Friday, February 12, 2010

Red Velvet Cake



This Red Velvet Cake begins a small series of cakes devoted to Valentines Day.

Cakes that look and taste like love.

Cakes that say, "If you eat me, you will fall in love tonight."


At least, you'll fall in love with cake tonight.

I used a recipe from Pinch My Salt, another great food blog out there.

I was pleased with the results: a moist, very red cake. (and I only added 1.5 oz red food coloring, when the recipe called for 2. And ounce of food coloring may not sound like very much, but it's a whole bottle, people!)

The recipe specifies sifting the cake flour before measuring, and then again with the dry ingredients. The way I measure flour now in general is pouring it into the measuring cup from another container and then leveling the top. In general this gives a more accurate measure, though the recipe may indicate the method preferable. I think many people inadvertently end up with too much flour in their batters when they scoop because it can pack too much in the cup measure. This will result in drier cakes.

My favorite method is weighing, though. I wish more recipes listed ingredients by weight. Which reminds me, I need a new battery for my kitchen scale.

Ingredients:
2 1/2 cups sifted cake flour
1 t baking powder
1 t salt
2 T cocoa powder (unsweetened)
2 oz red food coloring
1/2 cup unsalted butter, room temp
1 1/2 cup sugar
2 eggs, room temp
1 t vanilla extract
1 cup buttermilk, room temp
1 t white vinegar
1 t baking soda

Preheat to 350. Butter and flour 2 9-in round cake pans.

Sift together cake flour, baking powder and salt into a medium bowl and set aside. In a small bowl, mix together food coloring and cocoa powder to form a smooth, thin paste. I like this part. It feels like mixing paint.

In a large bowl, using a mixer, beat butter and sugar together until fluffy, 3-5 minutes. Beat in eggs, one at a time, then vanilla, then the red cocoa paste, scraping the bowl as needed. Add one third of the flour mixture, then 1/2 the buttermilk and so on, alternating the two. Scrape and beat well.

Keep your prepared pans close and combine the baking soda and vinegar in a small bowl. Add it to the cake batter and stir until well combined. Now, you want to get these cakes into the oven as fast as possible now, so divide between your pans quickly. Bake for 25-30 min (mine may have taken closer to 20; our oven runs hot). Check early and remove when a poking implement poked in the center of the cake comes out clean.

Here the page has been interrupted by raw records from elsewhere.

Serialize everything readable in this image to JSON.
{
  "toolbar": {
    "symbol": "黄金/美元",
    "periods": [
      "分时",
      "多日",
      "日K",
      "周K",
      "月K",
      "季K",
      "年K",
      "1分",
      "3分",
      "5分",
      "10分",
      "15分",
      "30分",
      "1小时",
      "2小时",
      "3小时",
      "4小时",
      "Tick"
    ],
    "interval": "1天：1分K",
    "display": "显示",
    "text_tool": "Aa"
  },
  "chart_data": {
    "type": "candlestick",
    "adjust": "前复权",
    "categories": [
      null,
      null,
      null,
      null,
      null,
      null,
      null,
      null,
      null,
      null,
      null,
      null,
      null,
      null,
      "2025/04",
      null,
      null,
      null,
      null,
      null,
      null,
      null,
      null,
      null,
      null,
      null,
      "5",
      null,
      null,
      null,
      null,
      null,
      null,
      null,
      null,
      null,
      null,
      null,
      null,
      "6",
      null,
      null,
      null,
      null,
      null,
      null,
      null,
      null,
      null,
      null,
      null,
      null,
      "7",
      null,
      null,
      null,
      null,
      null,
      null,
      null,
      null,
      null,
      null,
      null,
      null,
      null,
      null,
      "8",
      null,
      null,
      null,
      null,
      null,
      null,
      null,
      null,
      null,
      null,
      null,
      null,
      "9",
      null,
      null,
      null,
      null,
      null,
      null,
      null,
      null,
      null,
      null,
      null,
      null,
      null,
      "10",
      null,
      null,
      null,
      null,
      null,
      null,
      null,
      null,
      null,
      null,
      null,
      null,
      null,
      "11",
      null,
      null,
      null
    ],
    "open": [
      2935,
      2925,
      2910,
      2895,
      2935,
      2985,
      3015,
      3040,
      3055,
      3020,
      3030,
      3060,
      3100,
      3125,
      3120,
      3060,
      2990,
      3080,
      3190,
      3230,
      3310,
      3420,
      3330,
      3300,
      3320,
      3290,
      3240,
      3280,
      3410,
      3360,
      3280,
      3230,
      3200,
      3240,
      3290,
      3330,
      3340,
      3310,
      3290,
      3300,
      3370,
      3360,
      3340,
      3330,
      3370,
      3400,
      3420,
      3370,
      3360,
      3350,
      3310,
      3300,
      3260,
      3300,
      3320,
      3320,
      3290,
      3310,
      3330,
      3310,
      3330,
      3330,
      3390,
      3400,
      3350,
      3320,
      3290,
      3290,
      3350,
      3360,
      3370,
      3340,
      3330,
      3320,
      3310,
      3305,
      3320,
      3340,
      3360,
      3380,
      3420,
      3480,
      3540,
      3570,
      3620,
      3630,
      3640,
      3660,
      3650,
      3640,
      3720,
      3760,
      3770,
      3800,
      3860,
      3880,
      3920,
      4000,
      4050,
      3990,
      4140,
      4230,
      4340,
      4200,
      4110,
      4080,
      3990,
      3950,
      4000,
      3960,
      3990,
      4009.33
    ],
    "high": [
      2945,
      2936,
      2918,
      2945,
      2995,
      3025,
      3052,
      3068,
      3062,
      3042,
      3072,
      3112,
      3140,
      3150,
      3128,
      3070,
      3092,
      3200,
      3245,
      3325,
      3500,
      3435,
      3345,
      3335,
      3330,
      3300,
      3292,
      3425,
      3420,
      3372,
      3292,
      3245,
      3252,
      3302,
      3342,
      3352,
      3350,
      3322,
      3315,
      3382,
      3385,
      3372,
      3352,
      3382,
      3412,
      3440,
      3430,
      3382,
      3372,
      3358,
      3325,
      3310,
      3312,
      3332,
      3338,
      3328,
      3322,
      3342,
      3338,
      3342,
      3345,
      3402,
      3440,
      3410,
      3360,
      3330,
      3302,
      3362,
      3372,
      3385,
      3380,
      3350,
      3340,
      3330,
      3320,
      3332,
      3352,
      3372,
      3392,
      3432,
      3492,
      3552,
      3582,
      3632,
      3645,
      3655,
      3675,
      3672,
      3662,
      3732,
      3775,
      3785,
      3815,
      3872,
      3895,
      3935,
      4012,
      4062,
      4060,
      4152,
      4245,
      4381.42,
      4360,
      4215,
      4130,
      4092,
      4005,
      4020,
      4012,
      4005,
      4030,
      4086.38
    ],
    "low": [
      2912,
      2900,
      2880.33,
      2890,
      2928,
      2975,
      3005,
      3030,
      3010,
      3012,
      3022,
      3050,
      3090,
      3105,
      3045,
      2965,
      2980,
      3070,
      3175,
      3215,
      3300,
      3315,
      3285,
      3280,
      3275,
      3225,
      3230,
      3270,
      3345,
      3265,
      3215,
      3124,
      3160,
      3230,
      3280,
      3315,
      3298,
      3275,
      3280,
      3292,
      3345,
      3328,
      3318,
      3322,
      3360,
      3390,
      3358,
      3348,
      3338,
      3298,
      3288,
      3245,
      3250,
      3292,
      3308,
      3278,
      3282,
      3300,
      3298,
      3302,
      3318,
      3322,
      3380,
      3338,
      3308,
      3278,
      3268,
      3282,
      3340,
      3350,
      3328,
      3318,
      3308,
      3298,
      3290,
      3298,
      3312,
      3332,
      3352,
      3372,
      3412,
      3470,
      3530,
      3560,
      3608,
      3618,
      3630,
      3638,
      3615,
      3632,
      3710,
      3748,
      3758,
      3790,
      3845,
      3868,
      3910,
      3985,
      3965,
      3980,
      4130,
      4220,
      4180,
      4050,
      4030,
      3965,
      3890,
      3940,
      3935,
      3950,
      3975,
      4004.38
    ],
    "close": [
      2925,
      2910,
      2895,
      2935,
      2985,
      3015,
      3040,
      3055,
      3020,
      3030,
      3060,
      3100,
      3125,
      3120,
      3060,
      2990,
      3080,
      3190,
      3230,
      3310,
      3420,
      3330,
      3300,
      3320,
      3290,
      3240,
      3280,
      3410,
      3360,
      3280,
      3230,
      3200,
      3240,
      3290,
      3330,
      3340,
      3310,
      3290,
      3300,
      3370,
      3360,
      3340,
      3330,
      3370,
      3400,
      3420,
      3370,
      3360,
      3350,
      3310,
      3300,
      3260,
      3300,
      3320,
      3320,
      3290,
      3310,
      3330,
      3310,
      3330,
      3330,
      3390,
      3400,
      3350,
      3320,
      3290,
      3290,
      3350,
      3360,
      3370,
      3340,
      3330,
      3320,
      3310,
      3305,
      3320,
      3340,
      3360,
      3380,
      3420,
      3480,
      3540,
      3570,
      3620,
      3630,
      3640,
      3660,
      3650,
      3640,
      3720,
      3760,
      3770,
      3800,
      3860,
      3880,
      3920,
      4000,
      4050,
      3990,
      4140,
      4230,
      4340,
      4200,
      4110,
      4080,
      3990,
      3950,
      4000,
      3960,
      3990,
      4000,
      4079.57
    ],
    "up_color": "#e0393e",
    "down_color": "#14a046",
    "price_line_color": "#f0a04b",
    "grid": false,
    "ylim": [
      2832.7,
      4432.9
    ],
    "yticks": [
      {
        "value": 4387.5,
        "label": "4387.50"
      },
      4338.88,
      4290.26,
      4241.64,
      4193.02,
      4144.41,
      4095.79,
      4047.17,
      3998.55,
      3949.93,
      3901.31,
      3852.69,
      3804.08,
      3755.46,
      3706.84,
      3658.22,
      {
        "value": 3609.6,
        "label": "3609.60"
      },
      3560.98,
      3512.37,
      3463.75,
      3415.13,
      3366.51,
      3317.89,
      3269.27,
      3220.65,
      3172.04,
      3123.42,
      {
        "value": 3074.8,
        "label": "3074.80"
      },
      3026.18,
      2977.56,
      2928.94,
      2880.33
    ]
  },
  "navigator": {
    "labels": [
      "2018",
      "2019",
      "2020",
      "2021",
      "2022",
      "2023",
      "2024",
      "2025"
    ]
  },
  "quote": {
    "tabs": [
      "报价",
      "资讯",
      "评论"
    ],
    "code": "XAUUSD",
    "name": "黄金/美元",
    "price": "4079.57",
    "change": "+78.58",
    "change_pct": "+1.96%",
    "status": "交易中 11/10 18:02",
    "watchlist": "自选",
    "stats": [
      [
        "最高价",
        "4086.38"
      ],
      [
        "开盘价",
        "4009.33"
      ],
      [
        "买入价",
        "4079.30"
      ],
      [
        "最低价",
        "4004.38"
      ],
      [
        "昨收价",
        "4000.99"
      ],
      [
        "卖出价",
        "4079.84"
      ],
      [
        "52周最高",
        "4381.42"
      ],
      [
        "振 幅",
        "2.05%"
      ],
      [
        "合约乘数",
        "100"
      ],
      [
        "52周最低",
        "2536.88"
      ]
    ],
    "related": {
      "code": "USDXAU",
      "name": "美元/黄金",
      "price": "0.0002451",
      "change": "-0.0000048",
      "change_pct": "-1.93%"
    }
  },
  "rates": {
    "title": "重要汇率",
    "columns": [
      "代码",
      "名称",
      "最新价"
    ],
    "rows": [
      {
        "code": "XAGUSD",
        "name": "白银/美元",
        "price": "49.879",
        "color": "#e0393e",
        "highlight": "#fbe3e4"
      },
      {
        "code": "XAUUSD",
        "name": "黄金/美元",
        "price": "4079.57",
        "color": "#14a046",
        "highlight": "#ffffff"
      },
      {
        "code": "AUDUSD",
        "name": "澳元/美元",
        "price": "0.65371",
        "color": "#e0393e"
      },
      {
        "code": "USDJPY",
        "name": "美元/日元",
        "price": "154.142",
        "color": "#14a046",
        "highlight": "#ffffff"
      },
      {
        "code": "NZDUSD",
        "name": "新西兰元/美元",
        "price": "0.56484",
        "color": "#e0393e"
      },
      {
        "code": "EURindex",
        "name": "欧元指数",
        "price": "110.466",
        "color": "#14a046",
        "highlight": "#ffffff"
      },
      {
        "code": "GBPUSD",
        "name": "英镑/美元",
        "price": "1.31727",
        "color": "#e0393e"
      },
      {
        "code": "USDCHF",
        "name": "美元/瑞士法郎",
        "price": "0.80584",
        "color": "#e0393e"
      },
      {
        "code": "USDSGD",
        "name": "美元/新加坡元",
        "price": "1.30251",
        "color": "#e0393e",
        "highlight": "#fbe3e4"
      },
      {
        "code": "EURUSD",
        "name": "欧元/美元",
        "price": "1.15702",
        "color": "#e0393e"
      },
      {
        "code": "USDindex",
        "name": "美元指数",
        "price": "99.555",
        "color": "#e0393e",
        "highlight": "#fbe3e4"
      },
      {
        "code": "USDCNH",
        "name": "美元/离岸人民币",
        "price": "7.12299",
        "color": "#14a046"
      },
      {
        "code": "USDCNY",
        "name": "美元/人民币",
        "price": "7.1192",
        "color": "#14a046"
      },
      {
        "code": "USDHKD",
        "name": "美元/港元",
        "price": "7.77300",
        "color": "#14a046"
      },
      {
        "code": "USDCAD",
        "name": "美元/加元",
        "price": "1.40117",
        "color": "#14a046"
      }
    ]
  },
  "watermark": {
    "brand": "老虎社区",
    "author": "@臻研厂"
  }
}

Cool the cakes for 15-20 minutes and remove to a wire rack. Let cool completely before frosting with Cream Cheese Frosting!

Cream Cheese Frosting

My general recipe involves 1 pound of cream cheese, 2 sticks of butter, vanilla and almost 2 pounds of confectioners sugar. This time I reigned in the sugar a bit and I liked the result of a thinner, tangier frosting. So beat together your softened cream cheese and butter, beat in 1 or 2 t of vanilla, then gradually add SIFTED confectioner's sugar until you have the taste and consistency you like.

When frosting a red velvet cake, the crumb coat is especially important, especially if you trim the layers to make them even. Those little red crumbs are just dying to show up on the surface, so trap them in a thin coat of frosting and refrigerate for 10 minutes or so before smoothing on your final layer of frosting.

Crumb coat:

Because it's V-day week, I wanted to put a heart of crumbs on top of my cake for decoration. I frosted the top as smooth as possible, then cut a heart out of the middle of a 9-in circle of parchment paper. I froze the cake while I messed with the paper so the icing wouldn't be as sticky.
I placed the heart paper on top of the cake and patted crumbs I got from trimming the layers on to the frosting in the heart-shape.

When I had a nice, thick coat of crumbs, I carefully peeled back the paper and Voila! Heart cake.


1 comment:

  1. red velvet cake is my FAVORITE. cream cheese frosting... mmmmmmm.